Les trois points examinés par la Cour de cassation :
- Devoir d’information préalable : Les salariés avaient été informés de l’existence du dispositif via un affichage visible et une autorisation préfectorale avait été obtenue.
- Consultation du CSE : Le CSE avait été informé de l’installation du système pour la sécurité aéroportuaire. La Cour a estimé que l’utilisation ponctuelle des images à des fins disciplinaires ne nécessitait pas une nouvelle consultation, dès lors qu’il ne s’agissait pas d’un système généralisé de contrôle des salariés.
- Respect des droits de la défense : Le salarié avait pu prendre connaissance des griefs lors de l’entretien préalable et débattre contradictoirement de la preuve devant les juges. Seul un nombre restreint de personnes avait eu accès aux images.
Une appréciation fondée sur la transparence et la proportionnalité
La Cour de cassation a validé l’utilisation des vidéos à des fins disciplinaires, considérant que :
- la finalité initiale de sécurité des biens et des personnes restait en lien avec la faute reprochée ;
- la réutilisation des images était proportionnée et transparente ;
- les droits du salarié avaient été respectés dans le déroulement de la procédure.
Cette décision montre que, dans certaines situations bien encadrées, la vidéosurveillance peut être utilisée en justice pour une finalité connexe à celle initialement prévue, à condition de respecter scrupuleusement les principes de transparence, d’information et de proportionnalité.
FAQ
L’employeur peut-il filmer ses salariés sur leur lieu de travail ?
Un employeur peut filmer ses salariés si la surveillance est justifiée et proportionnée et sous réserve de certaines formalités préalables.
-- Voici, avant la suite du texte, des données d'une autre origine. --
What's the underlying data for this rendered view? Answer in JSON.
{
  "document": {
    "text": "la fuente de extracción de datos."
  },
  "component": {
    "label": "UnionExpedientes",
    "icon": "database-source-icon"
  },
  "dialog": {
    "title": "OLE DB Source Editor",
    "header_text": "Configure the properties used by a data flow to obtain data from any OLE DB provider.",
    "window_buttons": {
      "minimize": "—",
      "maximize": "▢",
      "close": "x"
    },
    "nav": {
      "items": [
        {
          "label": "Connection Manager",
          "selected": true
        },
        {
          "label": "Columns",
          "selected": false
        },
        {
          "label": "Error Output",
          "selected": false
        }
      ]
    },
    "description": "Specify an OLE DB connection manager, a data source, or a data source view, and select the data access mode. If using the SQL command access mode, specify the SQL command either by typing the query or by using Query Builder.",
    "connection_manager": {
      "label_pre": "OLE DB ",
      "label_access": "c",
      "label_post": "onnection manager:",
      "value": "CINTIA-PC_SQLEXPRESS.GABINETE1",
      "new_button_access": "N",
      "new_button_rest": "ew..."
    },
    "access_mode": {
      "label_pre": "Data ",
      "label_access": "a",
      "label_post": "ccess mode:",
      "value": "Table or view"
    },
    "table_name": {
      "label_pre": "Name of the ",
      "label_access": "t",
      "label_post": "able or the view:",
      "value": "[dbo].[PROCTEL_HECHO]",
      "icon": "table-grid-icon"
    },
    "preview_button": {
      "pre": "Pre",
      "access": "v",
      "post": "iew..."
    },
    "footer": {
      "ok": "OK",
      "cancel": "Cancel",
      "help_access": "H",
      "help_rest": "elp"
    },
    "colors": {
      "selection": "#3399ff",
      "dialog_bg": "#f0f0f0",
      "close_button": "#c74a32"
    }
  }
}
Cela ne doit jamais devenir permanent.
Les images de vidéosurveillance peuvent-elles être utilisées pour licencier un salarié ?
Si les images sont obtenues de manière illicite, le juge fera une mise en balance entre la vie privée des salariés et les droits de la défense de l’employeur. Il arrive donc que des images soient acceptées en tant qu’éléments de preuve à condition qu’elles soient proportionnées, justifiées et indispensables.
Quelles sont les sanctions en cas de vidéosurveillance illégale des salariés ?
En cas de non-respect, le CSE ou le salarié peut saisir la CNIL, l’inspection du travail voire contacter les services de police ou le procureur de la république. L’employeur pourra avoir une amende administrative par exemple ou risque des sanctions pénales (peine de prison et amende).